Northern America, 1855
National Archives of Canada (NMC 7037)
Sir George Simpson (1786-1860)
Hudson's Bay Company Archives (Photograph Collection 1987/363-S -25/5 [N1987/335/A2])
Provincial Archives of Manitoba

Simpson, the Hudson's Bay Company Governor-in-Chief from 1821 to 1860, had his own narrow beam, eight-metre "Express Canoe" that carried him across Canada many times. With flag flying, an elite crew of Iroquois voyageurs, and a personal Scottish piper, Simpson's arrival at any outpost was a very special event.

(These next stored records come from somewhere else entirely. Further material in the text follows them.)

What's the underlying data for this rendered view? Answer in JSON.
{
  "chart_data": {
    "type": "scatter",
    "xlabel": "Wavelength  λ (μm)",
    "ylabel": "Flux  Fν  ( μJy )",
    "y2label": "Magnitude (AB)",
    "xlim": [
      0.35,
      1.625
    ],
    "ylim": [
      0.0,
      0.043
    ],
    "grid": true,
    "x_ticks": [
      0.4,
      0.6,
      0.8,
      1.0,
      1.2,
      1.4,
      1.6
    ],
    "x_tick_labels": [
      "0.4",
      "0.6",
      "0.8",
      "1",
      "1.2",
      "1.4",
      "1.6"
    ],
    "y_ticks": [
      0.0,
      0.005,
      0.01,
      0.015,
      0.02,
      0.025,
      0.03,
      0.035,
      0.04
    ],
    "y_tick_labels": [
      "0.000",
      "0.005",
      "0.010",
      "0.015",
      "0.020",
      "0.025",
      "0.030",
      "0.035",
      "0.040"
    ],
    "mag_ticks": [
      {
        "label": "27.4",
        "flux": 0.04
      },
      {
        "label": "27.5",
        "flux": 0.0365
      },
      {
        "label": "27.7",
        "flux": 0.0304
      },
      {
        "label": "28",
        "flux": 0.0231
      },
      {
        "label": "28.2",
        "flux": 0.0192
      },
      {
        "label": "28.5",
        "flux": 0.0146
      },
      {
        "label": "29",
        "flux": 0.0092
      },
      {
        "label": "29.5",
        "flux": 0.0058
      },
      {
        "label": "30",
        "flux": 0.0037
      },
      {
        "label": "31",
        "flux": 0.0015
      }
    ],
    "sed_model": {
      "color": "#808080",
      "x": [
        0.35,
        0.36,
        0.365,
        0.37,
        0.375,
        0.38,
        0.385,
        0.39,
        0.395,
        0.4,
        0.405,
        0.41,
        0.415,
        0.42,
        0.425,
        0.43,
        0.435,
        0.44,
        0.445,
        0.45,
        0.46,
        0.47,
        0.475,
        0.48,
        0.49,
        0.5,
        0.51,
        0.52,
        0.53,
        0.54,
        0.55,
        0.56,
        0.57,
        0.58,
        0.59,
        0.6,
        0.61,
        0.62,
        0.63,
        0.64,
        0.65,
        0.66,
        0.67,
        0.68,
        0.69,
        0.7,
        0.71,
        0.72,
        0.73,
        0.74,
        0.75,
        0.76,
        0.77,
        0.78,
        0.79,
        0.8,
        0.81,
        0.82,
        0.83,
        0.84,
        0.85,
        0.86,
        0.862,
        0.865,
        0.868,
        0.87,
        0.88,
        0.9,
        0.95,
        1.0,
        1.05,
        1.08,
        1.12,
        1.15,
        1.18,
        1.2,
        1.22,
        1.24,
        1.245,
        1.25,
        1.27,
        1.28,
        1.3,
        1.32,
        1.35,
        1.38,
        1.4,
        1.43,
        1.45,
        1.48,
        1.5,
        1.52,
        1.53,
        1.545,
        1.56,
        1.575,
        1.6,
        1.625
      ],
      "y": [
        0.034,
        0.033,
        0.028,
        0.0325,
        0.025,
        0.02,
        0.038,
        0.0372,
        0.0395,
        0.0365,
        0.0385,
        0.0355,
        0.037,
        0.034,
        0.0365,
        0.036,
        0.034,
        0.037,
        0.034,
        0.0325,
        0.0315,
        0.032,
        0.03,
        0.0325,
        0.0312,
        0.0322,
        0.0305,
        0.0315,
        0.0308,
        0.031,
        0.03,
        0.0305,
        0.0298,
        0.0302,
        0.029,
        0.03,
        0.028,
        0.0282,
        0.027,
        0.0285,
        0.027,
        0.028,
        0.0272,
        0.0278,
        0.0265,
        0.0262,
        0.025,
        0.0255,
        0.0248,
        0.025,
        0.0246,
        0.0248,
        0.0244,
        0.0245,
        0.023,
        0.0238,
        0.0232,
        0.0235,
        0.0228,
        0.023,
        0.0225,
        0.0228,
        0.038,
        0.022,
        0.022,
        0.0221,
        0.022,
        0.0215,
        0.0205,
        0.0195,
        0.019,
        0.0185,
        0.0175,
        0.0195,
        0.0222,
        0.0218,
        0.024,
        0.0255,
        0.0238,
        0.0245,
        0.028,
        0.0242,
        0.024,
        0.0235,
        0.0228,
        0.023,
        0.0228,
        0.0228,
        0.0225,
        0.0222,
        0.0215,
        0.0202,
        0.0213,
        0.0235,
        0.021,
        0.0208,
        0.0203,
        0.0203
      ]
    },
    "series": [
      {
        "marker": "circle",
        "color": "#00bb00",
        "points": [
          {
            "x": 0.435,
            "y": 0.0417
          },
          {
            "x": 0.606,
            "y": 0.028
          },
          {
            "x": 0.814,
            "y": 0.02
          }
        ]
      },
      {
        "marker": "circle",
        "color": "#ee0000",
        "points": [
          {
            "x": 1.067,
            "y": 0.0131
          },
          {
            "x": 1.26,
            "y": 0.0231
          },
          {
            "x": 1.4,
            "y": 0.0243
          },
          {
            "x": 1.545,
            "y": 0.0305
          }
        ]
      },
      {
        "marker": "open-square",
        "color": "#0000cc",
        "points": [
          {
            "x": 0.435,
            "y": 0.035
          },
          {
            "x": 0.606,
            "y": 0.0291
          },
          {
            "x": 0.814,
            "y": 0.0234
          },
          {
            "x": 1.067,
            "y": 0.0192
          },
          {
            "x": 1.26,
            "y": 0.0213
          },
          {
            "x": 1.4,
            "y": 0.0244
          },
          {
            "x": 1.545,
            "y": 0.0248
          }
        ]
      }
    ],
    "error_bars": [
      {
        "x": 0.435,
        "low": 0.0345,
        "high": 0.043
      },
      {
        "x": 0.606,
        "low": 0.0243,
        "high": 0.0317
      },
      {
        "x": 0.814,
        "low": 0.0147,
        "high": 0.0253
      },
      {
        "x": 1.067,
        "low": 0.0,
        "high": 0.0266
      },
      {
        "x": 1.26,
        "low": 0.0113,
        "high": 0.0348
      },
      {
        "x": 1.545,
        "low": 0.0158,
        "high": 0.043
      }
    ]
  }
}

Lady Frances Simpson (1812-1853)
Hudson's Bay Company Archives (Photograph Collection Album 10/82 [N6459])
Provincial Archives of Manitoba

Only nineteen and newly married to the Hudson's Bay Governor Sir George Simpson in 1830, Frances Simpson and a companion, Catherine Turner, were the first British women ever to travel by canoe from Lachine (Quebec) to York Factory (Manitoba) on Hudson's Bay.

The Journeys of Sir George Simpson, 1820-60
Hudson's Bay Company Archives, The Beaver, June 1936, p. 33 (N13713)
Provincial Archives of Manitoba (and The Beaver, Canada's National History Society)

Almost all of the travels depicted here were made in birchbark canoes. As Simpson once wrote, "It is strange that all my ailments vanish as soon as I seat myself in a canoe."* Nicknamed the "Little Emperor," he was renowned for his energy, determination, toughness, and business ability.

* Dictionary of Canadian Biography, vol. 8, p. 817.